Holisme de confirmation
En philosophie des sciences, le holisme de confirmation, également appelé holisme confirmationnel ou holisme épistémologique, est l'opinion selon laquelle aucune affirmation individuelle ne peut être confirmée ou infirmée par un test empirique, mais plutôt que seul un ensemble d'affirmations (une théorie entière) peut l'être. Il est attribué à Willard Van Orman Quine qui motive son holisme en étendant le problème de sous-détermination de Pierre Duhem en théorie physique à toutes les revendications de connaissance[1],[2].
L'idée de Duhem est, en gros, qu'aucune théorie, quelle qu'elle soit, ne peut être testée isolément, mais seulement lorsqu'elle est intégrée dans un contexte d'autres hypothèses, par exemple des hypothèses sur les conditions initiales. Quine pense que ce contexte implique non seulement de telles hypothèses, mais aussi tout notre réseau de croyances, qui comprend, entre autres, nos théories mathématiques et logiques et nos théories scientifiques. Cette dernière affirmation est parfois connue sous le nom de thèse Duhem-Quine[3] .
Une affirmation connexe de Quine, bien que contestée par certains (voir Adolf Grünbaum 1962)[4], est qu'on peut toujours protéger sa théorie contre la réfutation en attribuant l'échec à une autre partie de notre réseau de croyances. Selon ses propres mots, "Toute déclaration peut être considérée comme vraie quoi qu'il arrive (en), si nous procédons à des ajustements suffisamment drastiques ailleurs dans le système"[1].
Sous-détermination en théorie physique
modifierEn 1845, les astronomes découvrent que l’orbite de la planète Uranus autour du Soleil s’écarte des attentes.
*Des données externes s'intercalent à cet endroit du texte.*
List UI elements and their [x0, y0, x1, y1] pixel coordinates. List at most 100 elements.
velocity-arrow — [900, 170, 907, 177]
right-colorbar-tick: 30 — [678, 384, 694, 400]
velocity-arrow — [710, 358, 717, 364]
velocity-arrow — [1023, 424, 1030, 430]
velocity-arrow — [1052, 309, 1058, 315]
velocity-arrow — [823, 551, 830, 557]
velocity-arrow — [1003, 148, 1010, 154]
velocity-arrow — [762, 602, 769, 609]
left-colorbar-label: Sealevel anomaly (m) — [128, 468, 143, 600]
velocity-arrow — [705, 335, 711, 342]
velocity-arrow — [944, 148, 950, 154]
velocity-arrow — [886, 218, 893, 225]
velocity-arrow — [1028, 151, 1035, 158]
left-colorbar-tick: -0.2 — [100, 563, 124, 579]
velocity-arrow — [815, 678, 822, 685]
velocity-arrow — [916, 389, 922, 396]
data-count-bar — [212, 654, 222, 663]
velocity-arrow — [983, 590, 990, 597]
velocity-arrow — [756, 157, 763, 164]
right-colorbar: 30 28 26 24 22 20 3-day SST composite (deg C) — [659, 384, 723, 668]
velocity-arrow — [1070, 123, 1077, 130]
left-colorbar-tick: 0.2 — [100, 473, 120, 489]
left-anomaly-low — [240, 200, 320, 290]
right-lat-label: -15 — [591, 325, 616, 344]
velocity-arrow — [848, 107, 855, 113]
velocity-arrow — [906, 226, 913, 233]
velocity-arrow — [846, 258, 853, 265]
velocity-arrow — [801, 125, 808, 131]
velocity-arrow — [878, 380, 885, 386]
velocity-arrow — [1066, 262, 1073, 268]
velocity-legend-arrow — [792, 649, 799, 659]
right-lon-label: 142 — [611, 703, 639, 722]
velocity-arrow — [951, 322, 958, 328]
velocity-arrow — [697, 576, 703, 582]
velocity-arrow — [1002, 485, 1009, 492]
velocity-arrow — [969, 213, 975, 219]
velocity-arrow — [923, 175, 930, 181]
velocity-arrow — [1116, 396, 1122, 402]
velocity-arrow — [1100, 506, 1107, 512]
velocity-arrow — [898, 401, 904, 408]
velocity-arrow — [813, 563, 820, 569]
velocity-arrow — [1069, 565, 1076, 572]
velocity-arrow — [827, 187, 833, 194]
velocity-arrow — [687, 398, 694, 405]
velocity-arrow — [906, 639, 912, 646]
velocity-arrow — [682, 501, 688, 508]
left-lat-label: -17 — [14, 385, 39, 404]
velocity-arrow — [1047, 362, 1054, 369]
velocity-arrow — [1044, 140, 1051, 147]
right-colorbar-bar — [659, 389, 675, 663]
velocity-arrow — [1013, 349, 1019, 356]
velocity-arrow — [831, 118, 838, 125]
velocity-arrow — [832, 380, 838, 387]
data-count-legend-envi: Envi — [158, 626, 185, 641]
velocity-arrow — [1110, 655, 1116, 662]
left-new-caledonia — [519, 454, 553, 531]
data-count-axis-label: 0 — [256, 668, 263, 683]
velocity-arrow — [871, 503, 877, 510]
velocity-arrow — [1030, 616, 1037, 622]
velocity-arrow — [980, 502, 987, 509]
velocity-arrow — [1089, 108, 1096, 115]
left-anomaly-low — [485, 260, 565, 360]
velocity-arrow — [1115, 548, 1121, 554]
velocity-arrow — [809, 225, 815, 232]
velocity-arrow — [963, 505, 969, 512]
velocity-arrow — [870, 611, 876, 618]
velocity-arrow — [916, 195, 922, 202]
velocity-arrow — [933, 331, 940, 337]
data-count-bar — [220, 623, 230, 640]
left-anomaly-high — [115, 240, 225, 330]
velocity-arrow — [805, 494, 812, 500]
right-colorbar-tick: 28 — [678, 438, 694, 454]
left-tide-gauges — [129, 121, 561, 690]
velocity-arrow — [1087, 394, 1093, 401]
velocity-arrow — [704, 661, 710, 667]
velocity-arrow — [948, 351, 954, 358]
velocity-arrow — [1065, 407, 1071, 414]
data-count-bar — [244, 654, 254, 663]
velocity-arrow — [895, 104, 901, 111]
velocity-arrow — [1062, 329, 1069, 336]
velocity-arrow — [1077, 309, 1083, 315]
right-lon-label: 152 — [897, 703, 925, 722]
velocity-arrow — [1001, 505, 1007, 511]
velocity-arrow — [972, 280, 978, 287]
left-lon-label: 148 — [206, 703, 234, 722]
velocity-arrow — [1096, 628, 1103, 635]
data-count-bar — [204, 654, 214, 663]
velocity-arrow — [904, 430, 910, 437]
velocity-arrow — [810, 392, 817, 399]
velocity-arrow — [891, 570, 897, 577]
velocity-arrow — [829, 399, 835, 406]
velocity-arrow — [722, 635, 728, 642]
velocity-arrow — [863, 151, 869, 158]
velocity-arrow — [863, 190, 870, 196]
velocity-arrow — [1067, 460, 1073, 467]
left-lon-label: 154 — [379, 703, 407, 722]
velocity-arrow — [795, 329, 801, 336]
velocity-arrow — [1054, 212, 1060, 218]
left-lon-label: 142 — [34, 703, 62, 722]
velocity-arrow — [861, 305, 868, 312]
Cependant, sans conclure que la loi de la gravitation universelle de Newton est erronée, les astronomes John Couch Adams et Urbain Le Verrier prédisent indépendamment une nouvelle planète, finalement connue sous le nom de Neptune, et calculent même son poids et son orbite grâce à la théorie de Newton. Et pourtant, ce succès empirique de la théorie de Newton n'a pas non plus vérifié la théorie de Newton.
Le Verrier rapporte que le périhélie de Mercure – le sommet de son ellipse orbitale la plus proche du Soleil – avance à chaque fois que Mercure complète une orbite, un phénomène non prédit par la théorie de Newton, dans laquelle les astrophysiciens sont si confiants qu'ils prédisent une nouvelle planète. nommé Vulcain, qu'un certain nombre d'astronomes prétendirent par la suite avoir vue. En 1905, cependant, la théorie de la relativité restreinte d'Einstein affirme que l'espace et le temps sont tous deux relatifs, réfutant le cadre même de la théorie de Newton qui affirme que l'espace et le temps sont tous deux absolus.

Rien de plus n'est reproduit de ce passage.